(Bloomberg) -- No major changes in monetary policy are likely to come from the Bank of Japan’s meeting on Tuesday, so there shouldn’t be too much impact on the yen, former currency chief Tatsuo Yamasaki said in an interview.
Japan’s currency is in line with economic fundamentals, and there’s not much upward or downward pressure on it now, said Yamasaki, who is now a professor at the International University of Health and Welfare.
Yen volatility neared a seven-week high ahead of the central bank’s decision on Tuesday. Media reports have suggested a range of possible outcomes. They include allowing for a more natural rise in long-term interest rates and tinkering with language to show the BOJ is paying attention to its policy’s side effects. Economists surveyed by Bloomberg unanimously forecast that monetary policy will remain unchanged.
"It’s possible they’ll revise their price outlook downward," Yamasaki said on Monday. "However, it’s extremely hard for me to imagine they’ll change monetary policy."

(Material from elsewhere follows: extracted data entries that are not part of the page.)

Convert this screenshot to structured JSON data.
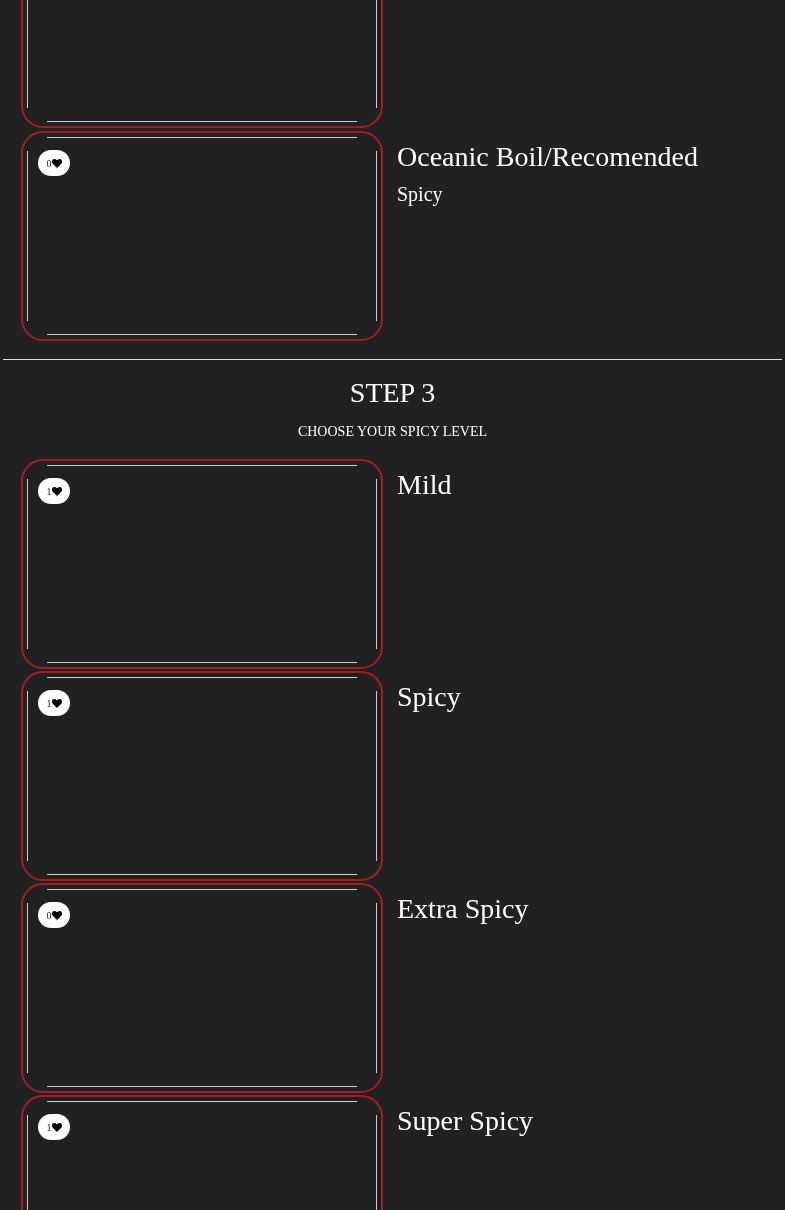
{
  "step2": {
    "options": [
      {
        "cropped": true
      },
      {
        "likes": "0",
        "title": "Oceanic Boil/Recomended",
        "subtitle": "Spicy"
      }
    ]
  },
  "step3": {
    "heading": "STEP 3",
    "subheading": "CHOOSE YOUR SPICY LEVEL",
    "options": [
      {
        "likes": "1",
        "title": "Mild"
      },
      {
        "likes": "1",
        "title": "Spicy"
      },
      {
        "likes": "0",
        "title": "Extra Spicy"
      },
      {
        "likes": "1",
        "title": "Super Spicy"
      }
    ]
  }
}
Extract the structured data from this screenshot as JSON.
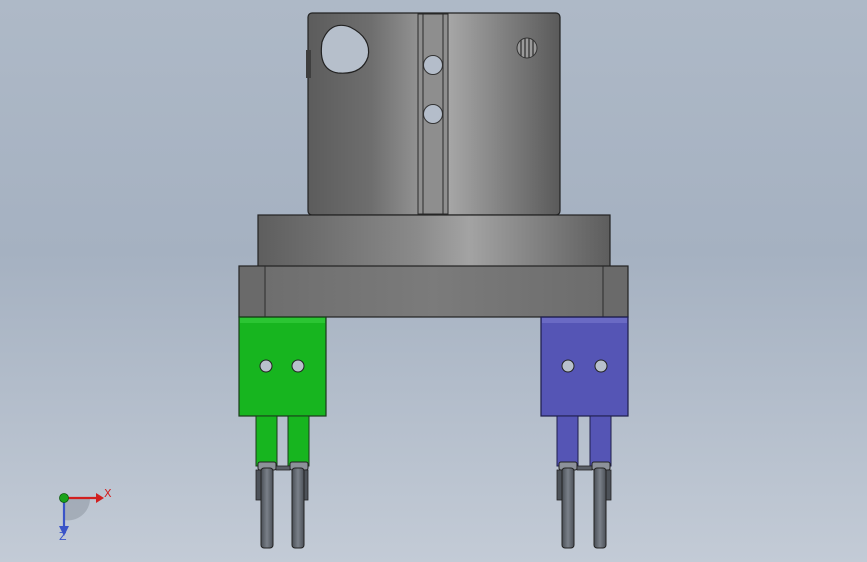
{
  "viewport": {
    "background_top": "#aeb9c7",
    "background_bottom": "#c3cbd6"
  },
  "model": {
    "body_color": "#7a7a7a",
    "left_jaw_color": "#17b51f",
    "right_jaw_color": "#5555b5",
    "finger_color": "#5b6068"
  },
  "triad": {
    "x_label": "X",
    "z_label": "Z",
    "x_color": "#d11f1f",
    "y_color": "#1aa31a",
    "z_color": "#3a54c8"
  }
}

"On the other hand, if you lower the price outlook, you have to make this intense monetary easing last longer," he added. "I think it’s natural that they’d want to do something to increase the sustainability of their monetary easing."
Yamasaki said the central bank may change the composition of its asset purchases in pursuit of sustainability, buying more exchange-traded funds linked to the broader Topix and fewer linked to the Nikkei 225.
The BOJ is unlikely to change the amount of assets it buys, which would certainly be a change in monetary policy, according to Yamasaki, "but they could change the contents of what they’re buying."